Developments in surgical oncology continue to transform the foundation of treatment approaches. In the future, cancer surgery will find direction not only through traditional methods based on anatomical removal, but also through the combination of technologies such as molecular biology, advanced imaging, and AI. This integration will enable the determination of the timing and scope of interventions appropriate to each patient’s biological behavior.

The technical capabilities offered by robotic systems enable the preservation of functional tissues by increasing surgical precision, while AI algorithms can perform dynamic risk assessments by processing genomic and histological data. These tools support the surgeon’s decision-making process and contribute to the creation of personalized treatment strategies.

Interdisciplinary collaboration will become an integral part of this process. The synthesis of information from different specialties through tumor councils will enrich surgical planning and help achieve patient-centered outcomes. Additionally, updating educational programs to develop skills in data analysis and technology use will prepare future surgeons for this complex environment.

Accessibility and ethical considerations in practice should also be carefully addressed. Cost and equity factors in the dissemination of high-tech solutions should be considered, and the transparency and accountability of algorithmic decision-making should be clarified.

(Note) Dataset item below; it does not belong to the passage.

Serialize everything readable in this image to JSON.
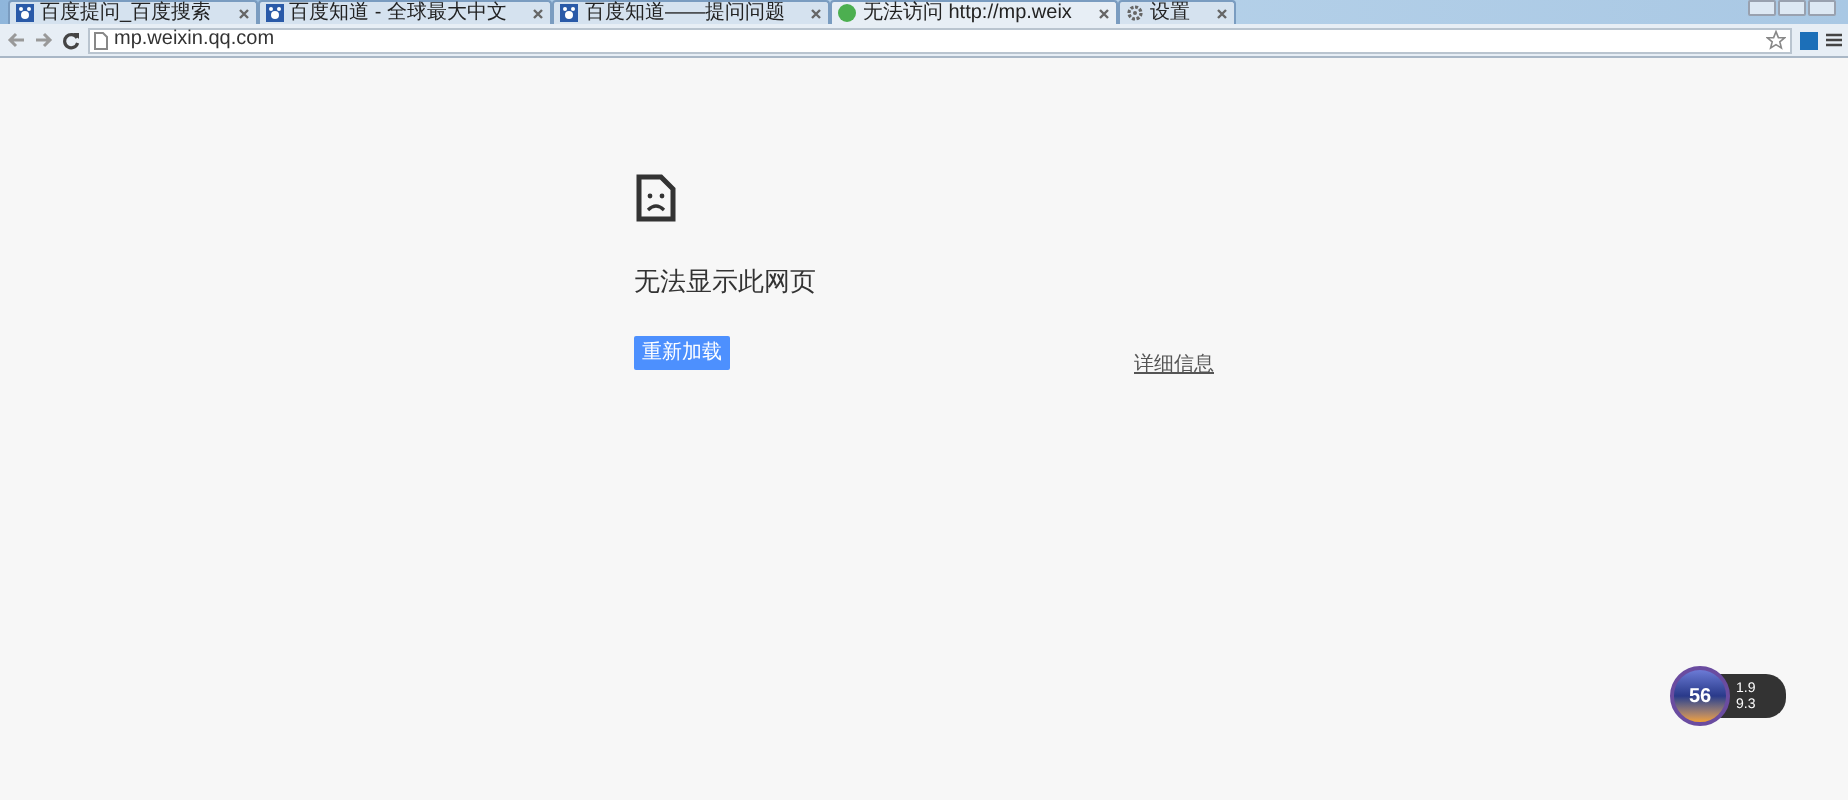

Surgical oncology will continue to exist as a field enriched by scientific advances and technological innovations. The goal is to provide the most appropriate treatment for each patient by balancing tumor control with quality of life. This path requires progress through continuous learning, collaboration, and innovative thinking.

One of the author of this article (C.K.P.) is a member of the Editorial Board of this journal. He had no involvement in the peer-review process or editorial decision regarding this manuscript. The peer-review process and editorial decision were handled independently by another editor.
Financial Disclosure: The author declared that this study received no financial support.